Gov “concerned” Nebraska could again split electoral vote
May 22nd, 2012
Omaha, NE – Gov. Dave Heineman says he’s concerned Nebraska could again split its electoral vote in November’s general election.
In a conference call with reporters Tuesday, Heineman said the state’s unique model, shared only by Maine, should be scrapped for a winner-take-all system. He called the current system “totally inappropriate.”
Nebraska’s split model helped send one extra vote to now-President Barack Obama from the Second Congressional District in 2008. Nebraska lawmakers have attempted to switch the state to a winner-take-all system, but those attempts have failed in the Legislature.

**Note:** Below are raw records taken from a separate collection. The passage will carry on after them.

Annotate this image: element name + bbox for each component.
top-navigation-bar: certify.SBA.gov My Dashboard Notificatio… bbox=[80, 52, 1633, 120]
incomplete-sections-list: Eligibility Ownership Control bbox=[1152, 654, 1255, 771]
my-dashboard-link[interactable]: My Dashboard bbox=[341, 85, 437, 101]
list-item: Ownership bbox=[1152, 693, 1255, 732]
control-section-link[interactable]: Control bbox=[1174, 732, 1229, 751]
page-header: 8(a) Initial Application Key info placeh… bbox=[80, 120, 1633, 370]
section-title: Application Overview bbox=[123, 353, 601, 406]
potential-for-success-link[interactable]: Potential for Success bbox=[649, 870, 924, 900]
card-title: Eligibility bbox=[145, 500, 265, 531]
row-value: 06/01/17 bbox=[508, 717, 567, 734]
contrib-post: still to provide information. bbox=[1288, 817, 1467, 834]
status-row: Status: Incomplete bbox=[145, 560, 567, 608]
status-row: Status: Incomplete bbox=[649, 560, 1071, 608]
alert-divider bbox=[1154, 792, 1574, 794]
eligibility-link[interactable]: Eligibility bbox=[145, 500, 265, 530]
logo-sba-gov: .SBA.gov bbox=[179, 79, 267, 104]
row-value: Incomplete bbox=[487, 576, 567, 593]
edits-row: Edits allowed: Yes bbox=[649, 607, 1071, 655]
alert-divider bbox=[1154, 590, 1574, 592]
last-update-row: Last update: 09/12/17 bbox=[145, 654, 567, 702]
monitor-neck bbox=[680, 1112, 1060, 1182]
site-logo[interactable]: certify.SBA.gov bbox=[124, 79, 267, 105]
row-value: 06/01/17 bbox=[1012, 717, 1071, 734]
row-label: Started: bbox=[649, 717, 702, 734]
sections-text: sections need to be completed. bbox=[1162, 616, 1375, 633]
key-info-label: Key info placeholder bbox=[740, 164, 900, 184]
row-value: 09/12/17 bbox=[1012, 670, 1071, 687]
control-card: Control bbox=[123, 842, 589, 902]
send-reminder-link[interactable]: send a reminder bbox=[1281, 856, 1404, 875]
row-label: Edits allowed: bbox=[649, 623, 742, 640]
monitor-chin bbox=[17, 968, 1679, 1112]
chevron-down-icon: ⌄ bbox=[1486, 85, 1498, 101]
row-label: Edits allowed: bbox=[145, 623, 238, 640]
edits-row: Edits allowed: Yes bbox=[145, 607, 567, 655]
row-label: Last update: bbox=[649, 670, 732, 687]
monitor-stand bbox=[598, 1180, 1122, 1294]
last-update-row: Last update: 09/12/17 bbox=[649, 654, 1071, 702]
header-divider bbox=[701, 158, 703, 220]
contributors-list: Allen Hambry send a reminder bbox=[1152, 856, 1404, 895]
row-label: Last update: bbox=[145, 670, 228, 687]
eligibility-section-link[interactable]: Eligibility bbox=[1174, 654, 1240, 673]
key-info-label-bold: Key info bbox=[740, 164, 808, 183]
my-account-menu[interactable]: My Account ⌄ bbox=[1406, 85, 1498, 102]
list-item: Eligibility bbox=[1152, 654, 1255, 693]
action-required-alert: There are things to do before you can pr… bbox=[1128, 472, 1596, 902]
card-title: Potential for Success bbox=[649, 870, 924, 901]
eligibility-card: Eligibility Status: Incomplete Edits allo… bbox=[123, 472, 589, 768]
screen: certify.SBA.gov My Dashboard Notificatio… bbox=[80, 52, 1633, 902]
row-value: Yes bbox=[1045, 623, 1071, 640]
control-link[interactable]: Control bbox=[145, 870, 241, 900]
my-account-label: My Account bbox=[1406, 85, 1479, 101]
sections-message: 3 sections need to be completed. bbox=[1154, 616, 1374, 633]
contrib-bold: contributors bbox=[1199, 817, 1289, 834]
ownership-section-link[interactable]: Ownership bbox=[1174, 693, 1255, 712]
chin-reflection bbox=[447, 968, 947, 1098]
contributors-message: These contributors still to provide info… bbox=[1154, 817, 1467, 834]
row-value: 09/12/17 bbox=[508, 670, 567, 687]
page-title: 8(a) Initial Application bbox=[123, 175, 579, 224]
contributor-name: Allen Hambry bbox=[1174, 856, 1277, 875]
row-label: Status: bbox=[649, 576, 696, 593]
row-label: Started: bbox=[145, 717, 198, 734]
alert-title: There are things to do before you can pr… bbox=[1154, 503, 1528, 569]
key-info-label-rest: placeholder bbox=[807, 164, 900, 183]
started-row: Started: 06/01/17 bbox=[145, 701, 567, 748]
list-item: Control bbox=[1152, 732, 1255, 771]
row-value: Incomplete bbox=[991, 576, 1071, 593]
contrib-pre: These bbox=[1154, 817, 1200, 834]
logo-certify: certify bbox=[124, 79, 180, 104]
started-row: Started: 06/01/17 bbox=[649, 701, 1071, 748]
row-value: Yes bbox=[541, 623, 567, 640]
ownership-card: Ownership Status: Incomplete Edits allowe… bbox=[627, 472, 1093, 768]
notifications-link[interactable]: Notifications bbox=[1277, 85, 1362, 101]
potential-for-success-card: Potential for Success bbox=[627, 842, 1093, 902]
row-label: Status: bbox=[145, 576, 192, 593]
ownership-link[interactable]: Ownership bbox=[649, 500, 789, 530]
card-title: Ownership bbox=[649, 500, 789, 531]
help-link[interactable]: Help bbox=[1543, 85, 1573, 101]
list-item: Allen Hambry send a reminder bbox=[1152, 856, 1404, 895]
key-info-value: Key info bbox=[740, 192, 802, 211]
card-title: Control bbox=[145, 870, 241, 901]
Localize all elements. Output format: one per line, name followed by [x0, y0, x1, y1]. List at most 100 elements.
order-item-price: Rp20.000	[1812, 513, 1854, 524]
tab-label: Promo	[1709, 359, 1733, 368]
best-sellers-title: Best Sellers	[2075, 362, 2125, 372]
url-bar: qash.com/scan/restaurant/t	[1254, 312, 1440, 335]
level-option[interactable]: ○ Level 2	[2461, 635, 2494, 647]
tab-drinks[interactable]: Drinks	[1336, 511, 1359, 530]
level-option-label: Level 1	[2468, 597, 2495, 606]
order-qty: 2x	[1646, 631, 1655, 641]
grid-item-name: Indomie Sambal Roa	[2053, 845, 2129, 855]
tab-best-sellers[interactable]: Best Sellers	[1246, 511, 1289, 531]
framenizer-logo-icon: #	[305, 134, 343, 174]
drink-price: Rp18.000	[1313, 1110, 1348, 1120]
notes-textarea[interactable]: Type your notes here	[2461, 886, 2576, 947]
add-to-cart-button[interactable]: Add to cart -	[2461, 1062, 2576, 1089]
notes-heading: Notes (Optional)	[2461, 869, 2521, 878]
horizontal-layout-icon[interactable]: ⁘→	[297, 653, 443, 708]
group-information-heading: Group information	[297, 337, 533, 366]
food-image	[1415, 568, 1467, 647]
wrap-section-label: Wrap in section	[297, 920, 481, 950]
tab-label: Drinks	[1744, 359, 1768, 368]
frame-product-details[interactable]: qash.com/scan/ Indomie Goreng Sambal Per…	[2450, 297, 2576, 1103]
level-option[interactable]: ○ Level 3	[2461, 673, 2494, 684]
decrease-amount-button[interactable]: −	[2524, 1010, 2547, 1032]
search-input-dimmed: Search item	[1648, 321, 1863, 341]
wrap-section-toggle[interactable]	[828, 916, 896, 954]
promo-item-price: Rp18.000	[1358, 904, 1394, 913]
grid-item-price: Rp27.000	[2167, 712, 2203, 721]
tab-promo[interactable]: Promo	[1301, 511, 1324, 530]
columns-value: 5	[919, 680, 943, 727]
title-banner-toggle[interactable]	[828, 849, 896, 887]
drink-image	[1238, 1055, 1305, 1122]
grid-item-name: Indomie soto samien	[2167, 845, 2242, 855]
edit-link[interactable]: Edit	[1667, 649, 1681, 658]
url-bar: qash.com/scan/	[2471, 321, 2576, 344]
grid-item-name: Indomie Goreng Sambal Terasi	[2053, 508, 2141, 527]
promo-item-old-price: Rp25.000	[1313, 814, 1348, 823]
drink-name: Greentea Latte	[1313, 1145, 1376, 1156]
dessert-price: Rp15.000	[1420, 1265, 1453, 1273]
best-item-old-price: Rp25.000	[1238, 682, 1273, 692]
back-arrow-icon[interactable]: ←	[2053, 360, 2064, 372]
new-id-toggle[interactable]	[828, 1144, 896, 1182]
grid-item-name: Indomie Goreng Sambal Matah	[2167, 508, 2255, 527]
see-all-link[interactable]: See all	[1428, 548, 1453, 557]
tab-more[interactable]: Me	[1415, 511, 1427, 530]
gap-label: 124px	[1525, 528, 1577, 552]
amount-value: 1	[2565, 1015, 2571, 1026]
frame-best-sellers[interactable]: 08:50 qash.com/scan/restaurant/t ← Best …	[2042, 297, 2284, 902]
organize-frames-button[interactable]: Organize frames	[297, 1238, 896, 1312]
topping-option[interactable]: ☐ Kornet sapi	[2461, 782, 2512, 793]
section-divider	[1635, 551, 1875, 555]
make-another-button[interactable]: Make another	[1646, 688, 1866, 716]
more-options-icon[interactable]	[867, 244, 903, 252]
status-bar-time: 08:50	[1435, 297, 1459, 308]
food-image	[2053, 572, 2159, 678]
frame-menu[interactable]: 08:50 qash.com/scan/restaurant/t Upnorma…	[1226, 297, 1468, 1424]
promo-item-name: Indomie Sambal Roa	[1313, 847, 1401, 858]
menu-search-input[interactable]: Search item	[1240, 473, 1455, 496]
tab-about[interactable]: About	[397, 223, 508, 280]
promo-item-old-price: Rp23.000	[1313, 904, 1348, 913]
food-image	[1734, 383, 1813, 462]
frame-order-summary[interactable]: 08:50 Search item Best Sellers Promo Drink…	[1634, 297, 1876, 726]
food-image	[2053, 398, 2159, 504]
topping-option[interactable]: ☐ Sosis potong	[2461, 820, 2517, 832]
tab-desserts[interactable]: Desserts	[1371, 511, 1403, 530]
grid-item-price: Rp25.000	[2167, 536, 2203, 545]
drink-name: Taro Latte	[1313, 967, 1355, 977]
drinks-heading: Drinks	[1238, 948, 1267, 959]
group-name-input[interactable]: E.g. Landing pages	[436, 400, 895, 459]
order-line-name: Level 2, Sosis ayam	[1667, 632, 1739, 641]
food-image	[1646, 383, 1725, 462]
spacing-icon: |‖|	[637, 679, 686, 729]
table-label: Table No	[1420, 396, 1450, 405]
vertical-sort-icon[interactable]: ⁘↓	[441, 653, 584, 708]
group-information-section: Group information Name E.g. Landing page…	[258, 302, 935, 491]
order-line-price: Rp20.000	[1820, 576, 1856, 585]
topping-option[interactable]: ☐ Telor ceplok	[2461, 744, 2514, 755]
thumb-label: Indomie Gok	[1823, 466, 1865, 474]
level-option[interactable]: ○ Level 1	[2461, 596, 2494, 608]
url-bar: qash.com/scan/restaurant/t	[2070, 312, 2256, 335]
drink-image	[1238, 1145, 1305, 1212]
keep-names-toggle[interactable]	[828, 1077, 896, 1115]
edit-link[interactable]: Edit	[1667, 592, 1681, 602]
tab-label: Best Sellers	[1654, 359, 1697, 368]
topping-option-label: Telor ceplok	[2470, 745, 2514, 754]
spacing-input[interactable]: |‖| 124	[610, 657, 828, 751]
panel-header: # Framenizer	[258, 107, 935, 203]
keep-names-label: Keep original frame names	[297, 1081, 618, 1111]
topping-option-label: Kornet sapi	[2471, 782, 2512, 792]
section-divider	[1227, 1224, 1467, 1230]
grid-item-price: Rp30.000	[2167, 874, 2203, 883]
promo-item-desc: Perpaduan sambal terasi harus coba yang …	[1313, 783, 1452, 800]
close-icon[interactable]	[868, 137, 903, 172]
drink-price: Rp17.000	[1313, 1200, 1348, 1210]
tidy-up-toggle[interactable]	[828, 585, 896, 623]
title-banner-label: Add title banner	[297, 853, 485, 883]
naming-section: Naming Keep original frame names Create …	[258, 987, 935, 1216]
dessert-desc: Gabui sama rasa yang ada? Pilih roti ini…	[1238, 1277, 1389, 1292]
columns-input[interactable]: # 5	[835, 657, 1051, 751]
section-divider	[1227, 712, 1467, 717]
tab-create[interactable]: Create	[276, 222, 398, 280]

“I think we put Nebraska at a disadvantage,” Heineman said. “We have a national presidential election and 48 states are playing by one set of rules and Nebraska and Maine are playing by another set. I think that’s wrong.”
Heineman called the effort to retain the current system “partisan and political.” He was responding to questions about presidential candidate Mitt Romney’s early visit to Omaha this month in a sign the Omaha-based district could be a battleground in November.
Heineman also weighed in on the validity of Omaha and Lincoln’s newly-passed ordinances that protect gay and lesbian residents from discrimination. The Governor said those ordinances, which outlaw discrimination based on sexual orientation and gender identity in the workplace, should be put to a public vote.
The city councils of Omaha and Lincoln both passed ordinances in recent weeks. They were subject to hours of impassioned public testimony from both sides of the debate. But Attorney General Jon Bruning has said that public input didn’t go far enough. Bruning issued a non-binding opinion earlier this month saying the cities’ ordinances went further than what is allowed in state statute, and that they should be put to a vote. Tuesday, Heineman agreed. The Governor related it to this year’s legislative session, where lawmakers pushed a sales tax forward that would be decided by public vote.
“When they want to raise taxes, (it’s) trust the people,” Heineman said. “Okay, if we can trust the people to vote on a tax increase, surely, we can trust the people to vote on one of the most fundamental values we have in this state.”
Gov. Heineman was also asked whether his opinion on gay marriage has “evolved” as President Barack Obama said his views had, before he came out in support. He responded his views have evolved to “exactly where they have been a long time.”